Old masters and young phenoms brought their tap shoes and memories to Los Angeles' Ebony Showcase Theater on Wednesday to do "the Eddie Brown," a dance chorus named for the generous genius who died of cancer last week at 74.
They remembered Brown, a master of rhythm tap improvisation, as an innovator who--unlike most accomplished dancers--was more than willing to teach them each new step as it came whirling from his imagination.
"He wanted to give you his best steps because he would forget it in five minutes anyway," one student said. "The only way to preserve an Eddie Brown step was in somebody else's memory."
Some tap dancers could do eight bars, or maybe 16, but Brown "could do dance after dance after dance, and it just rolled out--this beautiful rhythm," said Los Angeles dancer Fred Strickler.
Strickler once asked Brown if he ever got lost in the midst of all those complex rhythms he created.
"I get lost all the time," Brown said. "Sometimes I didn't know how I would get out. But I just trusted my feet."
Brown began trusting his feet on the streets of Omaha where he was born and began dancing. At 16 he met "Mr. Bojangles" himself, Bill Robinson, and brashly demonstrated a pilfered Robinson routine. He later toured China with Robinson before launching a solo career in the 1930s.
After World War II, the demand for tap dancers virtually disappeared, so Brown taught himself piano and scraped by as a musician. But even leaner years were to come, and Brown waged twin battles against poverty and alcohol.
He had come from a generation of unappreciated geniuses, black performers who toiled for the sheer love of their craft and art because they were not offered the contracts that might have come their way had they been white.
"The steps you saw from Eddie Brown were not merely dance steps--they were the sounds of survival," said Paul Kennedy, master of ceremonies at Wednesday's memorial. "A lot of times he would do a step in hopes of getting a sandwich--or a job. Those moves were very, very serious."
Kennedy, who teaches tap at his sister Arlene's Universal Dance Designs studio in Los Angeles, said Brown and many other great black dancers "knew they were good. They got jobs, but they didn't get what they should have for being as good as they were."
Eventually, the attention came with the resurgence of tap, Kennedy said, and it came from many of the people in the theater on Washington Boulevard on Wednesday.
In the mid-1970s, Brown resurfaced as lead tap dancer in "Evolution of the Blues," a San Francisco production that featured black entertainers.
He may have found fame elusive, but his genius was abiding. Soon the word was out about this man whose style was described as dancing "close to the floor" and who did things with his heels that other tap dancers found astonishing.
Tap historian Rusty E. Frank, who met Brown during those San Francisco years, said: "His complex rhythms were his greatest contribution to tap. He was willing to sit down with kids and pass on his material. A lot of old-time dancers didn't want you to use their routines."
Brown moved to Los Angeles in 1982, continuing to teach, perform and occasionally tour.
"He had a unique style," said Arthur Duncan, a tap soloist on the Lawrence Welk Show for 20 years. "He was an exponent of close rhythm dancing--rhythmic patterns as opposed to leaps and jumps."
Dance teacher Arlene Kennedy said Brown described everything he did as "scientific rhythm."
"He said he found how he could cut the tempo of the music in half and double the rhythm of the steps," she said.
Actor Nick Stewart, 81, a remarkably agile tap artist who runs the Ebony Showcase, described Brown as "just a master dancer. It was a thrill to watch him.

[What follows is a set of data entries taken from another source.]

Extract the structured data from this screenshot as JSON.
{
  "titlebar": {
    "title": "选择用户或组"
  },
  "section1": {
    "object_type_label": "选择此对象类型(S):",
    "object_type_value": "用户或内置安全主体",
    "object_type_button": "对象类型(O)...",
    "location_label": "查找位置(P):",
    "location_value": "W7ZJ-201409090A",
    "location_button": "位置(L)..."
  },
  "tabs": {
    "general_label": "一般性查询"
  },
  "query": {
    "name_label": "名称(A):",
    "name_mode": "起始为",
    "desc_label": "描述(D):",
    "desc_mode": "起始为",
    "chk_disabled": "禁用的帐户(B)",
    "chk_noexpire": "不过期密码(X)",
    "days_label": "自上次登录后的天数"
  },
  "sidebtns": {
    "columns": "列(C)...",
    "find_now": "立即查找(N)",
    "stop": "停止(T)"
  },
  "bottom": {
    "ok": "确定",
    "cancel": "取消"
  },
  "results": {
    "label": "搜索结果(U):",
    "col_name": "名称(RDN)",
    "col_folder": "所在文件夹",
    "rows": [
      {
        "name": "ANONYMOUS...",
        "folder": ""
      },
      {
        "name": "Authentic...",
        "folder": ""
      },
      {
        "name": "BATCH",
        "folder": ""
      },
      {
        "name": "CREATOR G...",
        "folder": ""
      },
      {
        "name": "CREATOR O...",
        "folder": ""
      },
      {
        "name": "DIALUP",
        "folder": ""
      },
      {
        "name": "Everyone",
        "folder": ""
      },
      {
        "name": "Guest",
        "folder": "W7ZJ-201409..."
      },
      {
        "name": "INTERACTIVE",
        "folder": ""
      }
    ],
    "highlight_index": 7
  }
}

Just makes chills go through you."
His friends remembered his personal style as much as his dancing on Wednesday, fondly recalling his Stetson hat, his glasses falling down across his nose, his enthusiastic greetings and the accolade he extended when someone correctly performed a step: "Outta sight."
As he battled the cancer that would take his life, Brown insisted on teaching his classes on Saturday mornings, and he depended on his students to keep the sessions organized and running.
"We just loved him," Lillian Hill, one of his students, said Wednesday. "He was a terrific man. He had it to give and we took."